In March 2017, Forbes made the case that the IT skills gap is really more of an awareness gap: “College graduates’ skills are not visible to employers because while they’re leaving colleges and universities with transcripts and resumes, employers aren’t able to see the skills they’ve developed through coursework and co-curricular activities.”

Until academic programs provide current and prospective students with documentation on how their multitude of classes translates into mastery of different skills, students are left trying to connect the dots on their own. But to connect the dots, students must step back and reflect on their lessons and experiences to translate them into skills — quite a challenging task in the midst of an academic term or degree program.

Connect the Dots to Show Value

While more mature and serious students are able to articulate the skills gleaned from their in-class and extracurricular experiences, many just aren’t used to planning at such a strategic level. This critical thinking is imperative to determine if there are any gaps in their job readiness. As Matt Sigelman, CEO of Burning Glass Technologies, wrote for The Hechinger Report, students are “leaving school with a valuable set of skills, but often lack that last specific skill or two that can clinch the first job.”

Students need help going from almost qualified to fully qualified. For some, it is simply a matter of outlining the skills gained through coursework and extracurricular experiences. For others, it means adding a skill or two to their inventory.

A Collaborative Effort to Close the Awareness Gap

We recently outlined five strategies to help recent graduates close the awareness gap by rethinking their resumes and actively planning their professional development, including what should they focus on after graduation and how they should connect the dots. But this effort also requires buy-in from other stakeholders such as academic advisers, career center employees, instructors and hiring managers. Below is advice for those stakeholders to help students reach their potential and realize their professional goals.

The Role of Academic Advisers

Academic advisers need to make sure they are not merely steering students to the right courses at the right time, but also guiding them toward career-fulfilling choices. Some of those choices will involve academic minors or certificates.

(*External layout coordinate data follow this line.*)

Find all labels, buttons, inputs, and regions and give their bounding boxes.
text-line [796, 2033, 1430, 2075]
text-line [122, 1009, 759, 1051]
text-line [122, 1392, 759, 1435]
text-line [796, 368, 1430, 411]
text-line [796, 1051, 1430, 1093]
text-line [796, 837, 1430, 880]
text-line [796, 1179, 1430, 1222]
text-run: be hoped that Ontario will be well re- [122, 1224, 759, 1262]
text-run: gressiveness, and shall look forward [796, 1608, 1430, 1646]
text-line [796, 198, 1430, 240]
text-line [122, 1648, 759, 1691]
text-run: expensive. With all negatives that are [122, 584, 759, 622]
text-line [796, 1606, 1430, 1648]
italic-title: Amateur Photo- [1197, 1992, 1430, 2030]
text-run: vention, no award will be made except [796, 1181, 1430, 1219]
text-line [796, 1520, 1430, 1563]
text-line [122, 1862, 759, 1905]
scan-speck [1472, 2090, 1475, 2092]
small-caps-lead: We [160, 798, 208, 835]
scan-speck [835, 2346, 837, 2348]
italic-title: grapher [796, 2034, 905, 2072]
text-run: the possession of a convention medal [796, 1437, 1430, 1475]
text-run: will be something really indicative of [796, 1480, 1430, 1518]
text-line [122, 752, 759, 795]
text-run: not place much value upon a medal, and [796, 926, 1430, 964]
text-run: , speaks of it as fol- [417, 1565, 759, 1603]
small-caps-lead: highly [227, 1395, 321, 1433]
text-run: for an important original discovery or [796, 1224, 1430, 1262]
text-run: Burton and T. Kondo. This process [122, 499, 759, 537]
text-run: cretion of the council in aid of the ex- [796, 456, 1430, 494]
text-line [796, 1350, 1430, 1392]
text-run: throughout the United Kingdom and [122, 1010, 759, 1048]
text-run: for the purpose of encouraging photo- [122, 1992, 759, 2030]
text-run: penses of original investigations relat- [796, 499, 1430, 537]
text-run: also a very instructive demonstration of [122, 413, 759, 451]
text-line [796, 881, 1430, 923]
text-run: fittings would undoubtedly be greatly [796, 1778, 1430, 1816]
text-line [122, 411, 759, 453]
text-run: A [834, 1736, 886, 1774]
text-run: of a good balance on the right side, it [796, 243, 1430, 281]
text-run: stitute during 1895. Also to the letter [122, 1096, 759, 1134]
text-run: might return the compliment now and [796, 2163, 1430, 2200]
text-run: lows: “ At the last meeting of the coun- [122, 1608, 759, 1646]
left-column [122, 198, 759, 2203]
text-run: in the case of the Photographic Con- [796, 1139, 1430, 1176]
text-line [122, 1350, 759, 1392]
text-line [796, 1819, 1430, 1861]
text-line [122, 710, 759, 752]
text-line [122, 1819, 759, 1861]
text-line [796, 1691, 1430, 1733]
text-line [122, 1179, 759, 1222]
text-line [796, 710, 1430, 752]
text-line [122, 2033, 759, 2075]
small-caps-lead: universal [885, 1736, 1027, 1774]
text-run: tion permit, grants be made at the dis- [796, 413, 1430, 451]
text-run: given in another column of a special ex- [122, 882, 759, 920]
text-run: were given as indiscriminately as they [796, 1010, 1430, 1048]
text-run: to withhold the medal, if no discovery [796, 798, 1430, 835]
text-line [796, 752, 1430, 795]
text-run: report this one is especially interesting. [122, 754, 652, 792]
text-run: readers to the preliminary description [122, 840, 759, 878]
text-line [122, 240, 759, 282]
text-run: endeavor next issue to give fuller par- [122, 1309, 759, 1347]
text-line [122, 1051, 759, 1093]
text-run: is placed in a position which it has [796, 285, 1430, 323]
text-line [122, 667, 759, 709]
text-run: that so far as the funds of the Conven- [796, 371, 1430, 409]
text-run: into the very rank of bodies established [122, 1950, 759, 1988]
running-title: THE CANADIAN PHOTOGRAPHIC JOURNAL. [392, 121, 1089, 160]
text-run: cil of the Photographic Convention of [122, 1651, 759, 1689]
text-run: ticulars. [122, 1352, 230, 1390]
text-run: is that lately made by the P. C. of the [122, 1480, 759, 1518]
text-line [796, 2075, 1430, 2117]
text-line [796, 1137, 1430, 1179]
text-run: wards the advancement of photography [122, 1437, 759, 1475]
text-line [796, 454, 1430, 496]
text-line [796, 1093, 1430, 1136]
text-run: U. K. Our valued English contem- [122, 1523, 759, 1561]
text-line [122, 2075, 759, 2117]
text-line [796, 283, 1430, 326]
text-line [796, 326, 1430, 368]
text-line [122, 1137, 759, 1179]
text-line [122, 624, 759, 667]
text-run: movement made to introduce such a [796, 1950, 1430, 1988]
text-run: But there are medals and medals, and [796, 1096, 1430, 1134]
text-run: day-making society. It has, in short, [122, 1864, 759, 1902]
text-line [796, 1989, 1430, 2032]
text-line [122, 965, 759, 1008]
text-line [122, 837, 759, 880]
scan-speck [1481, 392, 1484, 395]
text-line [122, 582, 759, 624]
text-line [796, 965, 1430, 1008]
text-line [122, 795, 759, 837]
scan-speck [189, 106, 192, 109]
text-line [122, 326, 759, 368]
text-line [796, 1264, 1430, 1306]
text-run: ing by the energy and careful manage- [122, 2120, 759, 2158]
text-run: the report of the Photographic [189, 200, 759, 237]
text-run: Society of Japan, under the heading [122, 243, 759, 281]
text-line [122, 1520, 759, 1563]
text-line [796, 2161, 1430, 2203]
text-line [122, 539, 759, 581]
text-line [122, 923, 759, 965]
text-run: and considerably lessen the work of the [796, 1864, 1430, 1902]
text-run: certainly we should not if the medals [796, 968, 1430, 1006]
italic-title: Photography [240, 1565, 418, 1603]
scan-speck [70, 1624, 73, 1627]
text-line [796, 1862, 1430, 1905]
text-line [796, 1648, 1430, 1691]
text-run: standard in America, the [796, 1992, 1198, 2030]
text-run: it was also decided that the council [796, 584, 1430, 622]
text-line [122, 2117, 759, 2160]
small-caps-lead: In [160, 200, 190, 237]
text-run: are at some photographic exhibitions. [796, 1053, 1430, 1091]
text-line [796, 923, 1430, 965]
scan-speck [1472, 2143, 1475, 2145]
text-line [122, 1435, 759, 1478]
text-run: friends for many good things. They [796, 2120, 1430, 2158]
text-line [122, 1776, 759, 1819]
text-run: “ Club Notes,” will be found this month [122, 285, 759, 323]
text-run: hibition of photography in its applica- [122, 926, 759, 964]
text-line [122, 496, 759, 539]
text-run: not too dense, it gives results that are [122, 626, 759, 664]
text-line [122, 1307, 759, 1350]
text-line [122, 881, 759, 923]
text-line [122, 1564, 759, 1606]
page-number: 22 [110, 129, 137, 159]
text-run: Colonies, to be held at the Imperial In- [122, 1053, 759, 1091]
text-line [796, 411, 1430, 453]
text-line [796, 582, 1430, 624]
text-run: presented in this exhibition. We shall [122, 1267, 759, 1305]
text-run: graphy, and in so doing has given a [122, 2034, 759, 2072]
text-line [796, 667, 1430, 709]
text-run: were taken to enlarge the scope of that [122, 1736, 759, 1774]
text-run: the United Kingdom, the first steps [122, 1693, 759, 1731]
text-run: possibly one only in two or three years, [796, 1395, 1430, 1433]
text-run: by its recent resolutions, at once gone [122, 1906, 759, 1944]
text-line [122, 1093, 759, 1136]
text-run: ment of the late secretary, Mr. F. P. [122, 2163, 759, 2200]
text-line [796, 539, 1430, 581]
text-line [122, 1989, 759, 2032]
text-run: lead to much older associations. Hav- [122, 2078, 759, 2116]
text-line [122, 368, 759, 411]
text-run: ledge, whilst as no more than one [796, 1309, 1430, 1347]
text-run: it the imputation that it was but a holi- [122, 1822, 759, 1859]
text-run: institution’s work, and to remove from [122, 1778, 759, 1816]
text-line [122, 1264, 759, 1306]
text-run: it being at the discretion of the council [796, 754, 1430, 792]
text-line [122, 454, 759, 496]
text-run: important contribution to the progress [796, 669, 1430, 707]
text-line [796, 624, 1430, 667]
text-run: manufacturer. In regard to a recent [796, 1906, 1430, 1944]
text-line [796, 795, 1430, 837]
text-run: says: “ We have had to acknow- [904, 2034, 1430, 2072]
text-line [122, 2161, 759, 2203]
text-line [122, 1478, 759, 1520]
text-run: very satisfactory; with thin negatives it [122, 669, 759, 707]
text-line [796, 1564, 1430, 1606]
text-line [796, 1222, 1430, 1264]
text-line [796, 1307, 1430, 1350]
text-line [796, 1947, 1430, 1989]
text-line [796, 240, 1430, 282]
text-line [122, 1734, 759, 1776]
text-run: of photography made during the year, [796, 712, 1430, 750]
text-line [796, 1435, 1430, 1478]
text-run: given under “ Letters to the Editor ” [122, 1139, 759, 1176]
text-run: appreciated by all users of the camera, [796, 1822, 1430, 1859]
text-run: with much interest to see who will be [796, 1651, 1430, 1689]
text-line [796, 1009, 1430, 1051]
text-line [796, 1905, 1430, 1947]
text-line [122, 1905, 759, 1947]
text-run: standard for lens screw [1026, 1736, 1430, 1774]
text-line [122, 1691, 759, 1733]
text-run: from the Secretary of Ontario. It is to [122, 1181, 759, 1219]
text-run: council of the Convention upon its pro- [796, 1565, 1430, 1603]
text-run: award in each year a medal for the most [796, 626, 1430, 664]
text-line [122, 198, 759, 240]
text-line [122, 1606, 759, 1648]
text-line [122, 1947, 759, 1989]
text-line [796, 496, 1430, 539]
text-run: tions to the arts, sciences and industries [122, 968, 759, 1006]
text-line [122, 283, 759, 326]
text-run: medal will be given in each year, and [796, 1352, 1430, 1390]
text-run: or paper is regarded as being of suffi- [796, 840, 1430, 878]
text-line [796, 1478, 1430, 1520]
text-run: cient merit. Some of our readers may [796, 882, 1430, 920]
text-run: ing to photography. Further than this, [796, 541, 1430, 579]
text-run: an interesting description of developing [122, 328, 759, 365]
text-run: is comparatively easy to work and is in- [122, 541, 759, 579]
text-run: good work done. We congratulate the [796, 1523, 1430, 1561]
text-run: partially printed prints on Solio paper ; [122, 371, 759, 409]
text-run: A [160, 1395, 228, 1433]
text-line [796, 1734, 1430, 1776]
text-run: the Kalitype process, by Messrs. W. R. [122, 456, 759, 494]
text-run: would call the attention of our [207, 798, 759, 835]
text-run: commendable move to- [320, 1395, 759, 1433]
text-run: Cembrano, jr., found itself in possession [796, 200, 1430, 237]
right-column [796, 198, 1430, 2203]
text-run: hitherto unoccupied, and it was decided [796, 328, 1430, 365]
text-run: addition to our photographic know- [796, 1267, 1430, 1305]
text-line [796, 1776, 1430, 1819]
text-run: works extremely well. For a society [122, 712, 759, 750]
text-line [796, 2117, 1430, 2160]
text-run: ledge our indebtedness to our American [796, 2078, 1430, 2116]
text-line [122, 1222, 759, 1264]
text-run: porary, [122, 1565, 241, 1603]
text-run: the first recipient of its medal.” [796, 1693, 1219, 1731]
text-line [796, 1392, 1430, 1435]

In other cases, the advice will cover additional professional certifications that students can attempt while in school or shortly after graduation.

The Role of Career Centers

While academic advisers focus on courses and skills relative to a chosen profession, career development center employees should work to assess and develop students’ readiness to enter the workforce. For some, this could mean multiple rounds of help to improve their resumes and cover letters, job interview training, key tips for writing workplace-appropriate emails, when and how to ask for help, and more. In other words, career centers should provide students with soft skills — how to listen, how to speak, how to write and how to act at work.

The Role of Instructors

Instructors also have a key role to play to reduce the awareness gap. Course curricula should be aligned toward program outcomes and mapped for the knowledge, skills and abilities it covers for a given profession.

As an instructor, my job isn’t just to deliver lectures — it is to help students create new thought patterns, to conceptualize and absorb content for the subject at hand, and to integrate those concepts into the larger thread of knowledge, skills and abilities they will need for their profession. Take a subject such as mathematics or statistics, for example. Students will be more engaged and retain information for much longer if the theoretical material is connected to the real world.

The Role of Hiring Managers

Hiring managers can and should play a key role in closing the awareness gap. While faculty members consider themselves the original gatekeepers, employers are the true gatekeepers. A student may have excellent academic scores but fail to translate his or her coursework into the skills needed to land the job.

Employers and, more specifically, hiring managers are excellent sources of information regarding students’ job readiness. With that role comes the great responsibility of sharing feedback with stakeholders. To help close the awareness gap, hiring managers should:

  • Provide regular feedback to departments about the quality and level of preparation of seniors and recent graduates.
  • Take an ownership stake in the development and review of academic programs and align degree programs with the needs of the workforce.
  • Consider creating internship programs to further educate students and make inroads with potential full-time recruits.
  • Visit and interact with junior- and senior-level courses, share feedback and recommendations for improvements, and help students understand how the long list of courses that makes up their degree fits into their chosen profession.

Everyone Must Step Up

The skills gap — or, rather, the awareness gap — isn’t going to disappear overnight. While students need to own up to their career choices, starting with their choice of majors and how they invest their time preparing for their profession, this issue requires security leaders, hiring managers and other stakeholders to step up and take action to reduce the gap.